Low-Energy QCD in the Delta Regime

TL;DR

This paper analyzes low-energy QCD in a finite volume across various temperatures, solving the effective quantum mechanics for different chiral symmetry groups to explore the mass gap, condensate, and symmetry restoration.

Contribution

It provides analytical and numerical solutions for the quantum mechanics of low-energy QCD in the delta regime, interpolating between different regimes and validating results against known limits.

Findings

Computed the mass gap and chiral condensate in finite volume.

Demonstrated the transition from rotor to harmonic approximation.

Validated condensate results against epsilon regime predictions.

Abstract

We investigate properties of low-energy QCD in a finite spatial volume, but with arbitrary temperature.
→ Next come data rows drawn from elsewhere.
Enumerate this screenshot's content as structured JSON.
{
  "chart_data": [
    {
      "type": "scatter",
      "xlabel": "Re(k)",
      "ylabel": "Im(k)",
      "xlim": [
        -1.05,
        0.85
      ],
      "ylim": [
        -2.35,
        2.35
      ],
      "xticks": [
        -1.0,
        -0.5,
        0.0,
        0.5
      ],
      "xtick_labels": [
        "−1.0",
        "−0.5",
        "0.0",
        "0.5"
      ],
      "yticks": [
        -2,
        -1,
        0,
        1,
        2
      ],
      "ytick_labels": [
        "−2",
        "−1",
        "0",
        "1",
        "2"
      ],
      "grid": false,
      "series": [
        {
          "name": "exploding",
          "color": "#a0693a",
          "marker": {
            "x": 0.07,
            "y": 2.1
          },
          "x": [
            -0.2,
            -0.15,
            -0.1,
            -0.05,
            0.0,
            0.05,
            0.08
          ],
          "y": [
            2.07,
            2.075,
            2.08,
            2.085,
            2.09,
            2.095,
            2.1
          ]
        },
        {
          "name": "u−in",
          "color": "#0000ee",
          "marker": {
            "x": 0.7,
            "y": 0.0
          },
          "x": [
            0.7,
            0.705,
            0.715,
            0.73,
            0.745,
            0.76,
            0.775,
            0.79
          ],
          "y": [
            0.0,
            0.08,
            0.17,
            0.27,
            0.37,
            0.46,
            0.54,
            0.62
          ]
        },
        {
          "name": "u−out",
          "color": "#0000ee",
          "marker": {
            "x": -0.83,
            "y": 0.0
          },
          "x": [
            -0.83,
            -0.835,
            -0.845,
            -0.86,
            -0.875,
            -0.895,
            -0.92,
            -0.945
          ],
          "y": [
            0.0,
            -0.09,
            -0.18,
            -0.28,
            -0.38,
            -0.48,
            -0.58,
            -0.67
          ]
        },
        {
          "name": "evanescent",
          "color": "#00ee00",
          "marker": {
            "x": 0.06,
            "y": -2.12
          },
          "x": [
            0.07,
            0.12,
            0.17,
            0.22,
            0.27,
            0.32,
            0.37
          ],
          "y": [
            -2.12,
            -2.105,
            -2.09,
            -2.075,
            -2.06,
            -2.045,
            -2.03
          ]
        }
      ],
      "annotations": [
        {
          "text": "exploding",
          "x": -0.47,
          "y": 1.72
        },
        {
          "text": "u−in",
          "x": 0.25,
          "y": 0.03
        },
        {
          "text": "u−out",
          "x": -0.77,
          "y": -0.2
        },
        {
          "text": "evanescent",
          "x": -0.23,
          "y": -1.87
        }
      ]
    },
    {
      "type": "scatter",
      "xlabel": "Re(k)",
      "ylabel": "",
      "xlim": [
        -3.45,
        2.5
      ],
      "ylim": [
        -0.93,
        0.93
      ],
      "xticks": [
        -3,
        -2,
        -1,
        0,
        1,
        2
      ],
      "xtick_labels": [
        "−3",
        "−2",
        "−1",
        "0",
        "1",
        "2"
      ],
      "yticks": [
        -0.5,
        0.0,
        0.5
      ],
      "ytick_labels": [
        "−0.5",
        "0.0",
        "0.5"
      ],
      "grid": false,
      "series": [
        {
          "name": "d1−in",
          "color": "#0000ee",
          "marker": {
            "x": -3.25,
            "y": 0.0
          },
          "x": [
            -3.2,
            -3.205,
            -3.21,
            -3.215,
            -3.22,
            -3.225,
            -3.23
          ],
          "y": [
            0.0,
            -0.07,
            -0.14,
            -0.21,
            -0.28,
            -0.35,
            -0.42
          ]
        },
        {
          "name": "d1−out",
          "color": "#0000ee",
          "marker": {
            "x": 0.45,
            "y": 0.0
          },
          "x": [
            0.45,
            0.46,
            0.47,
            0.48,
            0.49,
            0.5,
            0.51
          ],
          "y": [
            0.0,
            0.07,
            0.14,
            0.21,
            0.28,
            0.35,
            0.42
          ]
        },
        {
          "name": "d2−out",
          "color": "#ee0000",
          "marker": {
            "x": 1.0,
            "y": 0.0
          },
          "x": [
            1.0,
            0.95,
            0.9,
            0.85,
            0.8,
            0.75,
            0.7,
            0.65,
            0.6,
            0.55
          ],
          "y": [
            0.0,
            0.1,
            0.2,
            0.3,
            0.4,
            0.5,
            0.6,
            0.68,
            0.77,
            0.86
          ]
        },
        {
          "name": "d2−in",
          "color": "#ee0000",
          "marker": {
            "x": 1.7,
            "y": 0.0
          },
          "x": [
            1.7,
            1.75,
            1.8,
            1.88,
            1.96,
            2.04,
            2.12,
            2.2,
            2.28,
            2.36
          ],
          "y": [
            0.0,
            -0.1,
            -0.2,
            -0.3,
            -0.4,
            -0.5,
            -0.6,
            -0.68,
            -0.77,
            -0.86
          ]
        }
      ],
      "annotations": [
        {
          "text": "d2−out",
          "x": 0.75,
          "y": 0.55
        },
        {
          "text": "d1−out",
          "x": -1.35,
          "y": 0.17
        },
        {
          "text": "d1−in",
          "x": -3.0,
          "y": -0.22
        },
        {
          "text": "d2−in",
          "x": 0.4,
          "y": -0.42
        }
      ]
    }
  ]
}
In the limit of small temperature and small cube size compared to the pion Compton wavelength, Leutwyler has shown that the effective theory describing low-energy QCD reduces to that of quantum mechanics on the coset manifold, which is the so-called delta regime of chiral perturbation theory. We solve this quantum mechanics analytically for the case of a $U(1)_L \times U(1)_R$ subgroup of chiral symmetry, and numerically for the case of $SU(2)_L \times SU(2)_R$. We utilize the quantum mechanical spectrum to compute the mass gap and chiral condensate, and investigate symmetry restoration in a finite spatial volume as a function of temperature. Because we obtain the spectrum for non-zero values of the quark mass, we are able to interpolate between the rigid rotor limit, which emerges at vanishing quark mass, and the harmonic approximation, which is referred to as the p-regime. We find that the applicability of perturbation theory about the rotor limit largely requires lighter-than-physical quarks. As a stringent check of our results, we raise the temperature to that of the inverse cube size. When this condition is met, the quantum mechanics reduces to a matrix model. The condensate we obtain in this limit agrees with that determined analytically in the epsilon regime.